Помню, товарищ, как узнал это, хлопнул старика по плечу и говорит:
– Значит, мы товарищи! Руку!
…Старик, очевидно, не ожидал встретить «товарищей». Он пристально и с любопытством оглядел нас, наши ружья, собак, прикинулся и говорит:
– Хорошее дело… значит, тоже лечите? И я, вот, полечиваю…
…И, знаете, спокойно так и уверенно. И показал на травки.
– Я по-своему. До больницы у нас далече. Доктора мы и в глаза не видели, а народ без помощи оставить нельзя. Болеют и у нас. Вот Господь и открывает…
И давай нам рассказывать про травки и корешки. И с уверенностью.
– Мне отец покойник говорил, как что. Могу и раны лечить, и кровь могу остановить, и глисту выгоняю, и кости могу вправить…
…И так любовно рассказывал, прямо как артист [96] своего дела. И надо сказать правду, кое-что смыслил. Нет, серьезно, с таким жаром говорил… Кто знает, что бы из него вышло, если бы он был врачом. Спросили мы его про чахотку, про водянку, – он достаточно верно определил признаки, у него была редкая наблюдательность. Интересный старик был. И не было у него, знаете, этого презрительного отношения к докторам, как это часто бывает у подобных лекарей. Нет, он признался нам, что ему далеко до настоящего доктора, а лечит потому, что без помощи оставить человека нельзя: не червяк.

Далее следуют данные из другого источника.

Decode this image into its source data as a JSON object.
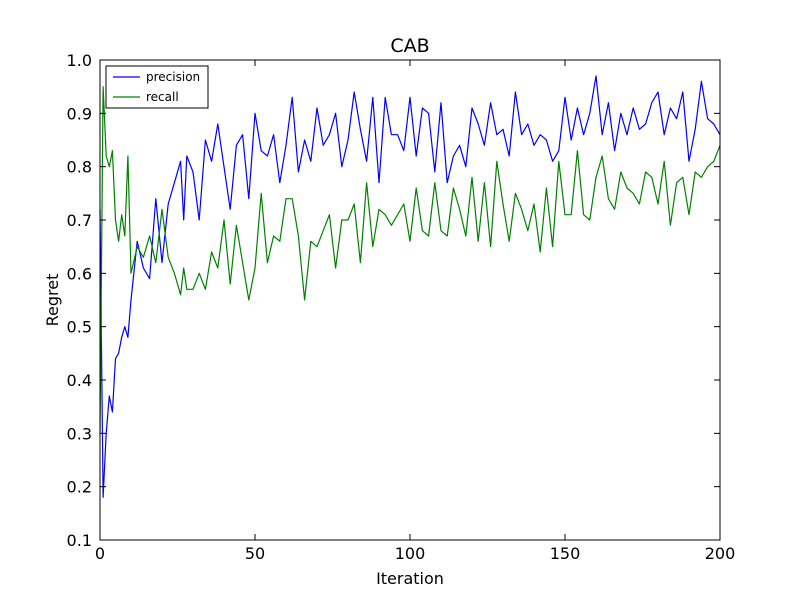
{
  "chart_data": {
    "type": "line",
    "title": "CAB",
    "xlabel": "Iteration",
    "ylabel": "Regret",
    "xlim": [
      0,
      200
    ],
    "ylim": [
      0.1,
      1.0
    ],
    "xticks": [
      "0",
      "50",
      "100",
      "150",
      "200"
    ],
    "yticks": [
      "0.1",
      "0.2",
      "0.3",
      "0.4",
      "0.5",
      "0.6",
      "0.7",
      "0.8",
      "0.9",
      "1.0"
    ],
    "grid": false,
    "legend_position": "top-left",
    "series": [
      {
        "name": "precision",
        "color": "#0000ff",
        "x": [
          0,
          1,
          2,
          3,
          4,
          5,
          6,
          7,
          8,
          9,
          10,
          12,
          14,
          16,
          18,
          20,
          22,
          24,
          26,
          27,
          28,
          30,
          32,
          34,
          36,
          38,
          40,
          42,
          44,
          46,
          48,
          50,
          52,
          54,
          56,
          58,
          60,
          62,
          64,
          66,
          68,
          70,
          72,
          74,
          76,
          78,
          80,
          82,
          84,
          86,
          88,
          90,
          92,
          94,
          96,
          98,
          100,
          102,
          104,
          106,
          108,
          110,
          112,
          114,
          116,
          118,
          120,
          122,
          124,
          126,
          128,
          130,
          132,
          134,
          136,
          138,
          140,
          142,
          144,
          146,
          148,
          150,
          152,
          154,
          156,
          158,
          160,
          162,
          164,
          166,
          168,
          170,
          172,
          174,
          176,
          178,
          180,
          182,
          184,
          186,
          188,
          190,
          192,
          194,
          196,
          198,
          200
        ],
        "values": [
          0.72,
          0.18,
          0.3,
          0.37,
          0.34,
          0.44,
          0.45,
          0.48,
          0.5,
          0.48,
          0.55,
          0.66,
          0.61,
          0.59,
          0.74,
          0.62,
          0.73,
          0.77,
          0.81,
          0.7,
          0.82,
          0.79,
          0.7,
          0.85,
          0.81,
          0.88,
          0.8,
          0.72,
          0.84,
          0.86,
          0.74,
          0.9,
          0.83,
          0.82,
          0.86,
          0.77,
          0.84,
          0.93,
          0.79,
          0.85,
          0.81,
          0.91,
          0.84,
          0.86,
          0.9,
          0.8,
          0.85,
          0.94,
          0.87,
          0.81,
          0.93,
          0.77,
          0.93,
          0.86,
          0.86,
          0.83,
          0.93,
          0.82,
          0.91,
          0.9,
          0.79,
          0.92,
          0.77,
          0.82,
          0.84,
          0.8,
          0.91,
          0.88,
          0.84,
          0.92,
          0.86,
          0.87,
          0.82,
          0.94,
          0.86,
          0.88,
          0.84,
          0.86,
          0.85,
          0.81,
          0.83,
          0.93,
          0.85,
          0.91,
          0.86,
          0.9,
          0.97,
          0.86,
          0.92,
          0.83,
          0.9,
          0.86,
          0.91,
          0.87,
          0.88,
          0.92,
          0.94,
          0.86,
          0.91,
          0.89,
          0.94,
          0.81,
          0.87,
          0.96,
          0.89,
          0.88,
          0.86
        ]
      },
      {
        "name": "recall",
        "color": "#008000",
        "x": [
          0,
          1,
          2,
          3,
          4,
          5,
          6,
          7,
          8,
          9,
          10,
          12,
          14,
          16,
          18,
          20,
          22,
          24,
          26,
          27,
          28,
          30,
          32,
          34,
          36,
          38,
          40,
          42,
          44,
          46,
          48,
          50,
          52,
          54,
          56,
          58,
          60,
          62,
          64,
          66,
          68,
          70,
          72,
          74,
          76,
          78,
          80,
          82,
          84,
          86,
          88,
          90,
          92,
          94,
          96,
          98,
          100,
          102,
          104,
          106,
          108,
          110,
          112,
          114,
          116,
          118,
          120,
          122,
          124,
          126,
          128,
          130,
          132,
          134,
          136,
          138,
          140,
          142,
          144,
          146,
          148,
          150,
          152,
          154,
          156,
          158,
          160,
          162,
          164,
          166,
          168,
          170,
          172,
          174,
          176,
          178,
          180,
          182,
          184,
          186,
          188,
          190,
          192,
          194,
          196,
          198,
          200
        ],
        "values": [
          0.3,
          0.95,
          0.82,
          0.8,
          0.83,
          0.7,
          0.66,
          0.71,
          0.67,
          0.82,
          0.6,
          0.65,
          0.63,
          0.67,
          0.62,
          0.72,
          0.63,
          0.6,
          0.56,
          0.61,
          0.57,
          0.57,
          0.6,
          0.57,
          0.64,
          0.61,
          0.7,
          0.58,
          0.69,
          0.62,
          0.55,
          0.61,
          0.75,
          0.62,
          0.67,
          0.66,
          0.74,
          0.74,
          0.67,
          0.55,
          0.66,
          0.65,
          0.68,
          0.71,
          0.61,
          0.7,
          0.7,
          0.73,
          0.62,
          0.77,
          0.65,
          0.72,
          0.71,
          0.69,
          0.71,
          0.73,
          0.66,
          0.76,
          0.68,
          0.67,
          0.77,
          0.68,
          0.67,
          0.76,
          0.72,
          0.67,
          0.78,
          0.66,
          0.77,
          0.65,
          0.81,
          0.73,
          0.66,
          0.75,
          0.72,
          0.68,
          0.73,
          0.64,
          0.76,
          0.65,
          0.81,
          0.71,
          0.71,
          0.83,
          0.71,
          0.7,
          0.78,
          0.82,
          0.74,
          0.72,
          0.79,
          0.76,
          0.75,
          0.73,
          0.79,
          0.78,
          0.73,
          0.81,
          0.69,
          0.77,
          0.78,
          0.71,
          0.79,
          0.78,
          0.8,
          0.81,
          0.84
        ]
      }
    ]
  }
}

– Сам Господь, говорит, озаботился и травки дал нам. Мы только травками…
…И давай показывать.
– Вот это, говорит, иссоп… Кроплю лихорадку. Как в Писании указано: «окропивши мя иссопом…» Вот это чистотел. Бородавки сводит. Уж на что куриная слепота – и от этой пользы: нарыв рвет.
…Калачики там – от глотки, зверобой – от живота. И про какую-то задушевную травку, которая всякую болезнь потом гонит. И даже чахотку медуницей лечит. Будто бы троих вылечил, прямо как кабаны стали. И даже в крапиве какую-то пользу отыскал.
Хороший был старик, и, знаете, когда рассказывал о своем деле, чувствовалось, что сознает он великую обязанность, кем-то возложенную на него. Отец передал ему, он передаст другому. И когда говорил это, обнял Никешу и прижал. И таким сиротливым показался он мне тогда со своими травами и этими глазастыми жучатами, что от печки смотрели на нас. И не только они, все эти поля, огромные поля с селами и деревнями. И вспомнил я толпы больных, приходивших ко мне. Не везде были деды Антоны, и не всё могли они сделать. Но они всё же делали, что могли и как умели.
…Слушали мы деда, а в окна глядел вечер. Тихий и грустный. И ночь уже выступала из лесов и тянула над полями свои невидимые крылья.
– Господь милостив, – говорил дед Антон, – вот и урожай дал, и травки растит…
…И на каждом слове у деда был Господь. И Ни-кешка так смотрел на него и его травы, что, казалось, думал, что и в избушке деда сам Господь. Да, в глазах старика было так много тихого света и доброты, что, казалось, в нем пребывал Господь.
…Скоро ребят кликнули ужинать. К ночи поля дышали сильней, и пряный запах тянул оттуда волной по вечернему ветерку.
– Дух-то какой валит! – сказал дед Антон, потянув носом.
– Ма-ли-на… Вот заходи, господа, на Успеньев день, новым хлебцем, горяченьким угощу. Духовитый у нас хлеб, земля, что ли, у нас особенная, а только хлеб у нас, как пряник. Медом отдает. И меду у нас ноне много…
…И тут мы узнали, что и пряники у них пекут. Вот эти пряники, медовые… – показал доктор на коробок.
– Приходи, господа. Такие скирды [97] наложим – си-ла!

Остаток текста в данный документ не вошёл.